I’ve all but just forgotten what the color of her eyes were

2014 has wasted no time in testing me. After over a month of no contact, this last girl came out of the woodworks and Facebook messages me a video clip.

Uh.

Ignoring this would be the epitome of petulant childishness, so I was polite and replied, “Ha, that was a lot of fun to watch, thanks.” It was an episode of “Comedians In Cars Getting Coffee” with Louie C.K. and it actually was great to watch. She replies, “I’ll have to watch it tonight. Hope you’re well!”

With those last 3 words, I suddenly feel like I am 16 years old all over again. All of my worldly wisdom is gone and I am now a teenage girl picking apart words and looking for hidden meaning.

It’d be nice if I had experience in post-breakup communication, but sadly I don’t. The last breakup was easy in this regard because there was no post-breakup communication; it was as if she fell off the fucking planet.

So here we are. “Hope you’re well!”

This is: A) simply a nice gesture from a person I used to be close to or B) a way of her testing the waters.

I lean towards the latter. I don’t think girls just go, “OH! A VIDEO CLIP! I BETTER SEND IT TO THAT DUDE I WAS FUCKING A FEW MONTHS AGO!” They especially don’t think that in light of over a month of radio silence. (Do they? Prove me wrong, girls.) As far as I know, she’s still dating this dude. So why is she talking to me at all? I might be a little irritated if I was in that guy’s shoes.

I left it alone. “Hope you’re well” is not something that needs a reply. I don’t know what’s going on in her head. We haven’t been on the same page in a long time. With my upcoming rotation in NY, I won’t even be home until mid February, so it’s all moot anyway. 6 weeks is a long time for things to happen.

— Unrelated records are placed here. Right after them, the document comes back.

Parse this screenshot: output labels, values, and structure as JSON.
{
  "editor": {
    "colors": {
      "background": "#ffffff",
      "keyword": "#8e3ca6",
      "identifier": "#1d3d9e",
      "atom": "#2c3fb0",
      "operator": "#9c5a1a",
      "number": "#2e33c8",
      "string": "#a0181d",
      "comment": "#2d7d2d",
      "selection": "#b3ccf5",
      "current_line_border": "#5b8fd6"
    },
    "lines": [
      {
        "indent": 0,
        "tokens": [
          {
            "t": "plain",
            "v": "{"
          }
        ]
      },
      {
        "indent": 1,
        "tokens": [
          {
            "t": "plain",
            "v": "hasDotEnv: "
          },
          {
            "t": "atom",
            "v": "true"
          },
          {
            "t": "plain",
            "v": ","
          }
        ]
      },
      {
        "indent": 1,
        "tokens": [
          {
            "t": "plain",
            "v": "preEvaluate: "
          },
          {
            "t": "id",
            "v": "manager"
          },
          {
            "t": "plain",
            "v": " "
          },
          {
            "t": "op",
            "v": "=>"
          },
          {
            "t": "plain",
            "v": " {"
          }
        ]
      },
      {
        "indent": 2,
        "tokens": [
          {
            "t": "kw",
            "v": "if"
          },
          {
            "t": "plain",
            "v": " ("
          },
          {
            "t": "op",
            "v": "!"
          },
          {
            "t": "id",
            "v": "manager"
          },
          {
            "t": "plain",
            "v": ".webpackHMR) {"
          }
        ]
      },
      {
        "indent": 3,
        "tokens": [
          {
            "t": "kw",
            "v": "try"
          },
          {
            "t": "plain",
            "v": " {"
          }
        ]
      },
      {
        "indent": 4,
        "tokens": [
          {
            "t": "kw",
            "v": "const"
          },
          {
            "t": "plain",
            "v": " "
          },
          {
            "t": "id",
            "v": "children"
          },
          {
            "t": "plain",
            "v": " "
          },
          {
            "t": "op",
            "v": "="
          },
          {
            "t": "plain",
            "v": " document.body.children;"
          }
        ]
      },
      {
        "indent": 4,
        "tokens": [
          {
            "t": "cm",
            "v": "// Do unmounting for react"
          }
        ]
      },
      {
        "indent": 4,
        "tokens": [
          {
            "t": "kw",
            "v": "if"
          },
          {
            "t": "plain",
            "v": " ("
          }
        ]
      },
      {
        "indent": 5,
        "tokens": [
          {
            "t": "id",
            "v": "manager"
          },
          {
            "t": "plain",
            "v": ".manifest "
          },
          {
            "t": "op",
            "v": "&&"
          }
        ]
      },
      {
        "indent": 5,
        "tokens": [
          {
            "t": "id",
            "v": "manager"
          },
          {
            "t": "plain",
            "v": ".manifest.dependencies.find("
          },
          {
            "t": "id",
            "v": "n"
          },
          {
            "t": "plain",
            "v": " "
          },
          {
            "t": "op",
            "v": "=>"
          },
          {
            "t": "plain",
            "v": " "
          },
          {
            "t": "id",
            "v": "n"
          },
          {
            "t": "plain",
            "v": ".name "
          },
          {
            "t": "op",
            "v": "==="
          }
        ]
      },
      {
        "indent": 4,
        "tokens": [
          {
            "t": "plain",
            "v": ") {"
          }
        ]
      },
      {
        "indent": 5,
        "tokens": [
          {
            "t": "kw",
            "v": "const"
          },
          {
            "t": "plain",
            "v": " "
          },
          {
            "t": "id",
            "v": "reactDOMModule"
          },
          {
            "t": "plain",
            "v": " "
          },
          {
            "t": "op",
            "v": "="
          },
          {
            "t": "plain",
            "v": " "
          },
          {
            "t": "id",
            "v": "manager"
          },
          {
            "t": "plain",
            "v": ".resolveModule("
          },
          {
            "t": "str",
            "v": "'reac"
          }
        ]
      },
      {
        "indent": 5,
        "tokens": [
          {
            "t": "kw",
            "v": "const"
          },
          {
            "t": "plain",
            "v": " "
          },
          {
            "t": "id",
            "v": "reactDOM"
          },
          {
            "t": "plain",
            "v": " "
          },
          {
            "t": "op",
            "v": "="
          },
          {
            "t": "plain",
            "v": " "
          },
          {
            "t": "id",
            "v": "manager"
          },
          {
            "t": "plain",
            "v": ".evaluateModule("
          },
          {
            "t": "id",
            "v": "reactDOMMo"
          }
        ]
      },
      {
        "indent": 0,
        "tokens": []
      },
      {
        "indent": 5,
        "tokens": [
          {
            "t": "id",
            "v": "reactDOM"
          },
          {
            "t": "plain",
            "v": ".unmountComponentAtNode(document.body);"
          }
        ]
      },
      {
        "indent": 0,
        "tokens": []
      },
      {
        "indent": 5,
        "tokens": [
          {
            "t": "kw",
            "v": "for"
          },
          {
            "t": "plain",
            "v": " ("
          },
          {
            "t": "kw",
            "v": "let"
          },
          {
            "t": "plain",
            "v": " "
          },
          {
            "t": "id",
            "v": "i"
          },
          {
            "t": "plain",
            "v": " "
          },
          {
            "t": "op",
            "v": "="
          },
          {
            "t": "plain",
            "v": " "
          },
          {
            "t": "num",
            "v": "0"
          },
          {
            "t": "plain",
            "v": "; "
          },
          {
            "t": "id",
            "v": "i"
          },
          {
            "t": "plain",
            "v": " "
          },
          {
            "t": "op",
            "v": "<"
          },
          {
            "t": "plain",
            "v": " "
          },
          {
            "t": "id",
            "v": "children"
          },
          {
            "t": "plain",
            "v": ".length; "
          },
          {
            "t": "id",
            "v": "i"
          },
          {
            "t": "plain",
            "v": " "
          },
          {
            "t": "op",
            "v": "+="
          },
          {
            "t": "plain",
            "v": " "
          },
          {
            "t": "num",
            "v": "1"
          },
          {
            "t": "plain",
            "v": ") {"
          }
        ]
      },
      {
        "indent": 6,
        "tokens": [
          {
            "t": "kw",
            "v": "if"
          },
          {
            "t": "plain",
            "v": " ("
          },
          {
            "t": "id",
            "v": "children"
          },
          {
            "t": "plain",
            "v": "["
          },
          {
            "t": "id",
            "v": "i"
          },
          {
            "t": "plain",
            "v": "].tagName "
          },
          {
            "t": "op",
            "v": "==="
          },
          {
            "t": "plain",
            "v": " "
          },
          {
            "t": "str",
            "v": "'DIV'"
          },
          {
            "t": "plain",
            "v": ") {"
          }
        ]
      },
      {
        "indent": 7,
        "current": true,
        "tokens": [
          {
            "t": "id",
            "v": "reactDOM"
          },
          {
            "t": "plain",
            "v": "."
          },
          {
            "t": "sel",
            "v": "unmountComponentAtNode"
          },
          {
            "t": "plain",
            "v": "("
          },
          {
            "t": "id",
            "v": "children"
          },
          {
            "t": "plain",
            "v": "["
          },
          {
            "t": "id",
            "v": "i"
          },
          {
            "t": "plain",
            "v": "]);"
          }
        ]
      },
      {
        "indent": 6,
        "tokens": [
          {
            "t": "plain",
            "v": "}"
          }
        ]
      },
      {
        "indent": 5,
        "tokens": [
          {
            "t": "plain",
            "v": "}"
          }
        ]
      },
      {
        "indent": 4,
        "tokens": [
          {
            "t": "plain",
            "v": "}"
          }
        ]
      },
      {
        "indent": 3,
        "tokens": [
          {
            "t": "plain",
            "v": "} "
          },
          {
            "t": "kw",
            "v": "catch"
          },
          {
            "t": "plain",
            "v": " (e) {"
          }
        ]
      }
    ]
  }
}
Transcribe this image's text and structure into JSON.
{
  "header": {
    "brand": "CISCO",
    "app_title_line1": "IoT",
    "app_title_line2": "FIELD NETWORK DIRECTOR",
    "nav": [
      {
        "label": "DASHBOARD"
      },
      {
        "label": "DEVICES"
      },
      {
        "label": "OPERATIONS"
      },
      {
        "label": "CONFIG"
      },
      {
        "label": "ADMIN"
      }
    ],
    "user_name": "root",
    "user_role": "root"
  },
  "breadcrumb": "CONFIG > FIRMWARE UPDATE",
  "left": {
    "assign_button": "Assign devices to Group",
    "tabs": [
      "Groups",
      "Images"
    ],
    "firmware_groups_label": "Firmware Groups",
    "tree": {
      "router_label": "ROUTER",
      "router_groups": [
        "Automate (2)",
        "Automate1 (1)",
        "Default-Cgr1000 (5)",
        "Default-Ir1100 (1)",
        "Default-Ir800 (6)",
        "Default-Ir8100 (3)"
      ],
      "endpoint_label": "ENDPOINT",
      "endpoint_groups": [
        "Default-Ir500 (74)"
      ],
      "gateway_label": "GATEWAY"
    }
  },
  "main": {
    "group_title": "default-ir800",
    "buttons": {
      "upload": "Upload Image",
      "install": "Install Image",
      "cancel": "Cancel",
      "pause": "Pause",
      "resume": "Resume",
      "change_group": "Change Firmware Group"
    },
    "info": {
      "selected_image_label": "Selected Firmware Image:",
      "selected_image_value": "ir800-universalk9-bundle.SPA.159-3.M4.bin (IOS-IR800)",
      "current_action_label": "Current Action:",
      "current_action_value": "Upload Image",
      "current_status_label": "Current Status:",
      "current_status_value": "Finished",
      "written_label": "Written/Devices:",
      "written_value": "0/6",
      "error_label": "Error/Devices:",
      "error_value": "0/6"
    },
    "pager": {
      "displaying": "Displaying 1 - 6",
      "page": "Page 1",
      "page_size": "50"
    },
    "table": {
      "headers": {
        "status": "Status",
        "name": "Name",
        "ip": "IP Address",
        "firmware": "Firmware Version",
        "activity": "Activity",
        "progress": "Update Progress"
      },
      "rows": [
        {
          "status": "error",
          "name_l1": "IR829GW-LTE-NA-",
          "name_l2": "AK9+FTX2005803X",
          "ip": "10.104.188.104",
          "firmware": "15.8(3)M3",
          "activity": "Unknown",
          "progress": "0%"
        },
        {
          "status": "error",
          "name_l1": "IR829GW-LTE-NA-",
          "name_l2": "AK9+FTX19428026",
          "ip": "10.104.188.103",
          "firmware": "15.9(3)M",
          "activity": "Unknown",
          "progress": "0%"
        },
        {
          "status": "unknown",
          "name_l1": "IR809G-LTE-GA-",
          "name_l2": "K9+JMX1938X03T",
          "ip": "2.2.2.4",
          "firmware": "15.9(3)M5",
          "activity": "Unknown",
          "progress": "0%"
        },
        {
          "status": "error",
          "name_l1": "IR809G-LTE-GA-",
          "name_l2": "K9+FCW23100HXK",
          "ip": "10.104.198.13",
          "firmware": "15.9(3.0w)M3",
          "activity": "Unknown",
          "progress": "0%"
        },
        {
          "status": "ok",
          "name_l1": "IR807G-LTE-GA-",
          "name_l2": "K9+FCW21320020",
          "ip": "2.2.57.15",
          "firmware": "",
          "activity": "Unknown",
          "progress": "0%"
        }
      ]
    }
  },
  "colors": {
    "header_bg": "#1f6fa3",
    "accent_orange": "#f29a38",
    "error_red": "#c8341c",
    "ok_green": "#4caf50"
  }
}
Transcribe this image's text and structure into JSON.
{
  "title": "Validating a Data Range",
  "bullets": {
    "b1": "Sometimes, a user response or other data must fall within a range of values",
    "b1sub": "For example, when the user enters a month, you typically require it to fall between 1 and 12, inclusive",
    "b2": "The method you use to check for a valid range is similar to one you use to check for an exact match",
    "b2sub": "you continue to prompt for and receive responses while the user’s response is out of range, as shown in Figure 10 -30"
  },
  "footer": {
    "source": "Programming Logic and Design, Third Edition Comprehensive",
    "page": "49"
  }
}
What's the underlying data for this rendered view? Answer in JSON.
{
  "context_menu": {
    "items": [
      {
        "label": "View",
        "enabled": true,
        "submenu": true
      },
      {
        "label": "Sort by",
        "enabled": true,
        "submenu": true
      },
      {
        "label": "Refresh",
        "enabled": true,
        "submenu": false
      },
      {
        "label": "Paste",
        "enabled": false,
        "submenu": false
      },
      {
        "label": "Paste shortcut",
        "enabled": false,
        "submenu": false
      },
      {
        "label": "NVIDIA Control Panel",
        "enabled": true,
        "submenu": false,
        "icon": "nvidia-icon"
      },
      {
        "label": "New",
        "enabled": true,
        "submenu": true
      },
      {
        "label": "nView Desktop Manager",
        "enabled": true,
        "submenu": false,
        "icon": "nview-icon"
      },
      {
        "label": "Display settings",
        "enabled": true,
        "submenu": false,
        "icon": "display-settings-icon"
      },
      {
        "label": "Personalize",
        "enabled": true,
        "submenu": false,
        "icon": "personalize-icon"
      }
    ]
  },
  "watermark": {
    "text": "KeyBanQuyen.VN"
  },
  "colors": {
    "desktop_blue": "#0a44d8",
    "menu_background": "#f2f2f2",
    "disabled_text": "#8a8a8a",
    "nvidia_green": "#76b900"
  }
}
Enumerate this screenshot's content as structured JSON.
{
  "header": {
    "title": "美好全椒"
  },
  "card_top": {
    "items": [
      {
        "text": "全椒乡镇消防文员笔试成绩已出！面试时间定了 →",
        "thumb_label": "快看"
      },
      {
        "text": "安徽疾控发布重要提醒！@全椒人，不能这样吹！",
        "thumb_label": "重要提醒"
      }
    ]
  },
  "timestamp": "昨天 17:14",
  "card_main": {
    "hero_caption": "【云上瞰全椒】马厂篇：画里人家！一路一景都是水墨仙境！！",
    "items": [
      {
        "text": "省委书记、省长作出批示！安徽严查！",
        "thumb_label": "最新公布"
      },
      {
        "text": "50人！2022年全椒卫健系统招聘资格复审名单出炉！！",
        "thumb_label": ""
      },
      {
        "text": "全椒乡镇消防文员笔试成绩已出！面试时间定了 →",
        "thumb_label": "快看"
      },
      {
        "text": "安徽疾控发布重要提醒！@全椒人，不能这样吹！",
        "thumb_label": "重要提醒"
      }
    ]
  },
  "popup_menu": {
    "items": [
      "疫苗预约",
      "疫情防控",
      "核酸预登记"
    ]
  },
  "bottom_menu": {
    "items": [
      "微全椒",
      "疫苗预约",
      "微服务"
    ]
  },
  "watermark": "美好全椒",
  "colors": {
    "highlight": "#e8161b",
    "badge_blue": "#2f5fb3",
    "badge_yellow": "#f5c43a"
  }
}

I really could do without these mental gymnastics. I miss the days when I was a kid, when life was simple. I played videogames and my biggest bother was finishing my homework or writing an essay. Speaking of videogames, I’ve been playing a lot of them since I came home for the holidays. My gaming desktop gathers dust at my parents’ house the majority of the year, but a few times a year it gets some use. Steam has had some awesome games on sale the past few days and I took full advantage. I got Quantum Conundrum, Deadlight, Unmechanical, and Slender: The Arrival. I’ve mostly been plugging through the former and it’s wonderful. I love physics games that make you think. Quantum Conundrum is reminiscent of Portal in many ways, but has enough unique elements to set itself apart. The writing is excellent as well. It just feels good to shut off my brain for a while and get lost in videogames again.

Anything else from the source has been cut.